I think I can do more to save Canada from here than within Canada because it's only a matter of time.
They're going to pass that Bill C11 and channels like mine in Canada are going to have big problems.
Savannah, you can't even have a sponsored surrogate.
If people post your content too much on Twitter, that account is going to get taken down even if it has nothing to do with you?
Do you know of anybody who's tried to post your content consistently and had the Twitter handle taken down?
I mean, I have had friends that I will send my clips to and I'm like, hey, can you tweet this out?
And I've run some pretty good campaigns that have still been able to go viral.
But again, it's not like they're posting my stuff all the time.
They're maybe posting one tweet a year of mine.
So I think people can still repost my footage.
Benny Johnson is somebody that does repost quite a bit of my stuff and he hasn't gotten banned yet.
I think, yeah, if it's me, if it's my account and they figure out it's me and I'm posting videos of myself, then it's banned.
It seems that the internet has gone sour.
Okay, sorry.
The internet cut you out again there.
Savannah, Robert, I think we have to do this maybe not regularly, but again in the future when you have interesting stories to break and to spread out there.
Your channel's great.
I was watching some of the stuff doing my homework today.
Got distracted by that.
10 things you didn't know about Savannah Hernandez.
I got to the tongue.
Thank you very much.
I'm going to pin your links to the pinned comment in this comment section.
Any comment on Next News Network?
Do you know what that is?
Yes, I worked with them for a small period of time.
They were great.
They do a lot of news reads and news stories.
They're more of like a broadcast, like traditional network, if you will.
I don't really work with them anymore, but they're great.
All right.
And I think we had one more here.
That was any comment on News Network again.
Okay.
Savannah, stick around.
We're going to talk.
Robert, anything else before we end it?
No, just that I was with Alex years ago when I think you were interviewing somebody out in the early stages.

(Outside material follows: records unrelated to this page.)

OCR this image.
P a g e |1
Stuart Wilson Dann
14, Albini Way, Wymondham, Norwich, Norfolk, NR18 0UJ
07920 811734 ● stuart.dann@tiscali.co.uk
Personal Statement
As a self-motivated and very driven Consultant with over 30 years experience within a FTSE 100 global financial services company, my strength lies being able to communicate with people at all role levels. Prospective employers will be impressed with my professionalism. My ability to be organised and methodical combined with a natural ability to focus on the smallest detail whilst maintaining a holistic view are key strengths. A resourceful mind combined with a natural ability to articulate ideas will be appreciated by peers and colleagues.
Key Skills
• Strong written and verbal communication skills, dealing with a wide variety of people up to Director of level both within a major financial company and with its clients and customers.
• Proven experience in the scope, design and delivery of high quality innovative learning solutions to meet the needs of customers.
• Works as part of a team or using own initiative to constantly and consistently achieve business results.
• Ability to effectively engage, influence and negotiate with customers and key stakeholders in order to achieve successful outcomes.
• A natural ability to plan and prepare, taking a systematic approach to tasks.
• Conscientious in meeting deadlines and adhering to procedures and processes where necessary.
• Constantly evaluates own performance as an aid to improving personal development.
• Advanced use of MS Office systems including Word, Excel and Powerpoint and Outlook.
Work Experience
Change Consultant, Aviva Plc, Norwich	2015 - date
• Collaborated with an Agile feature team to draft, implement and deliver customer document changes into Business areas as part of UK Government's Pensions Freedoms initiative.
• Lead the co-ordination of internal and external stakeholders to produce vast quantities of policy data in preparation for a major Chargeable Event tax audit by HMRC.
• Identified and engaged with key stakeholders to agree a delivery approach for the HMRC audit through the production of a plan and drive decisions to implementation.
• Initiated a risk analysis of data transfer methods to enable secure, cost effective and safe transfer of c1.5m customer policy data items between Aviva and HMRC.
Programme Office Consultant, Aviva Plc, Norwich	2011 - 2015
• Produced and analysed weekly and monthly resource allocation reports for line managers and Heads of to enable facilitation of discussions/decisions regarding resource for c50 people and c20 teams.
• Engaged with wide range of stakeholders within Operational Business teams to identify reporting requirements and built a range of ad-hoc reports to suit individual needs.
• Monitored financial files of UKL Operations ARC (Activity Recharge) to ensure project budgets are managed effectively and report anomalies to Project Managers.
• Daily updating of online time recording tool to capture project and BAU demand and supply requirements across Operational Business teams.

And when you were off air, he was like, she's going to be a star.
And he was right.
He's got a natural eye for talent.
Alex is the best.
He really is.
And that's the thing.
You know, Viva, it was fun because Tucker Carlson actually sat me down for an interview on his show, Tucker Carlson, today, which was Crazy to me because I was like, who the hell am I to be interviewed by Tucker Carlson?

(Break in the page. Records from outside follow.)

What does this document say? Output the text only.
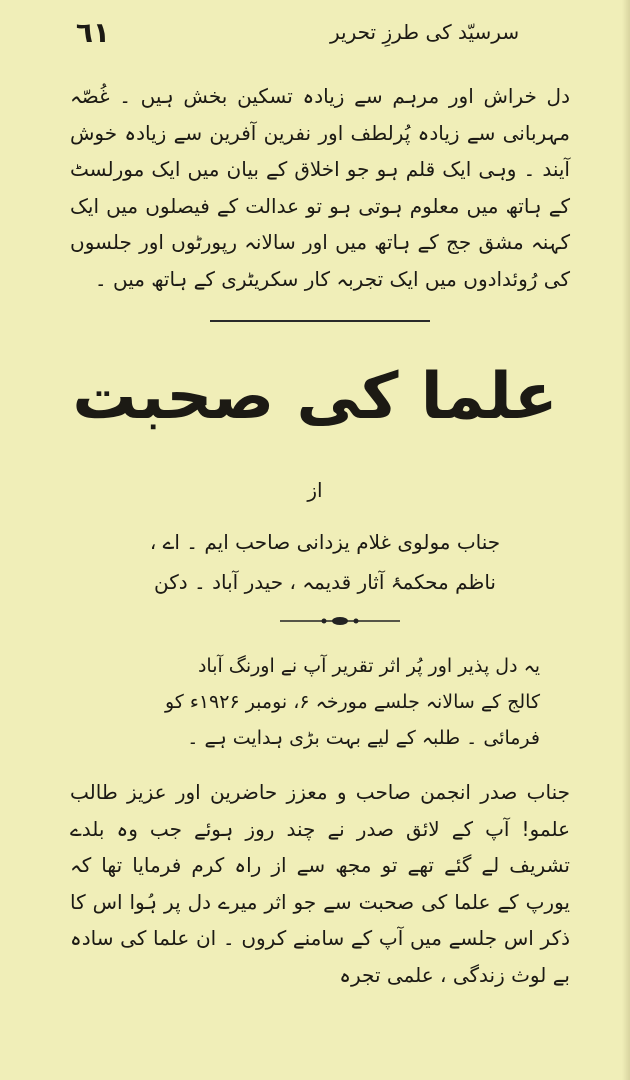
٦١	سرسیّد کی طرزِ تحریر

دل خراش اور مرہم سے زیادہ تسکین بخش ہیں ۔ غُصّہ مہربانی سے زیادہ پُرلطف اور نفرین آفرین سے زیادہ خوش آیند ۔ وہی ایک قلم ہو جو اخلاق کے بیان میں ایک مورلسٹ کے ہاتھ میں معلوم ہوتی ہو تو عدالت کے فیصلوں میں ایک کہنہ مشق جج کے ہاتھ میں اور سالانہ رپورٹوں اور جلسوں کی رُوئدادوں میں ایک تجربہ کار سکریٹری کے ہاتھ میں ۔

علما کی صحبت
از
جناب مولوی غلام یزدانی صاحب ایم ۔ اے ،
ناظم محکمۂ آثار قدیمہ ، حیدر آباد ۔ دکن
یہ دل پذیر اور پُر اثر تقریر آپ نے اورنگ آباد
کالج کے سالانہ جلسے مورخہ ۶، نومبر ۱۹۲۶ء کو
فرمائی ۔ طلبہ کے لیے بہت بڑی ہدایت ہے ۔

جناب صدر انجمن صاحب و معزز حاضرین اور عزیز طالب علمو! آپ کے لائق صدر نے چند روز ہوئے جب وہ بلدے تشریف لے گئے تھے تو مجھ سے از راہ کرم فرمایا تھا کہ یورپ کے علما کی صحبت سے جو اثر میرے دل پر ہُوا اس کا ذکر اس جلسے میں آپ کے سامنے کروں ۔ ان علما کی سادہ بے لوث زندگی ، علمی تجرہ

But I remember talking to his producers and I was like, look, I got my start with Alex Jones and I want to be able to talk about that on the podcast.
I don't know how Fox News feels about it, but I want to bring him up.
And they were like, we love Alex.
Please bring it up.
Tucker would love it.
So me and Tucker were just gushing over Alex.
And then Media Matters wrote a hit piece about it.
It was beautiful.
It's amazing.
We had Alex on the channel.
I was nervous when he was discussing.
I wasn't nervous about anything really substantive of the channel being taken down or whatever.
I was more nervous in terms of blowback from people who think they know Alex and then think they can judge someone who has given Alex a platform as though Alex needed me to give him a platform.
And some of that did in fact happen.
But Alex proved to be incredibly insightful, a little hyperbolic in descriptions of things, but accurate nonetheless.
When he was talking about some stuff during our stream, and I'm like, I'm going to look this up afterwards.
And sure enough, He wasn't wrong on the substance of anything we discussed.
It was a very interesting stream.
If anyone hasn't seen it, go check it out.
But let's do this again, because this was great, and I'd love to follow up on the work that you're doing.
It pisses me off that Twitter, the biggest platform for newsworthy, up-to-date, in-real-time stuff, shuts you down time and time again.
I saw that last video start going viral on Twitter, got taken down.
I understood they were going to justify it based on an evasion ban.
It's bullcrap.
In any way that we can help, reach out to the world.
We'll do it.
Stick around.
We'll say our proper goodbyes.
Everyone in the chat, thank you very much.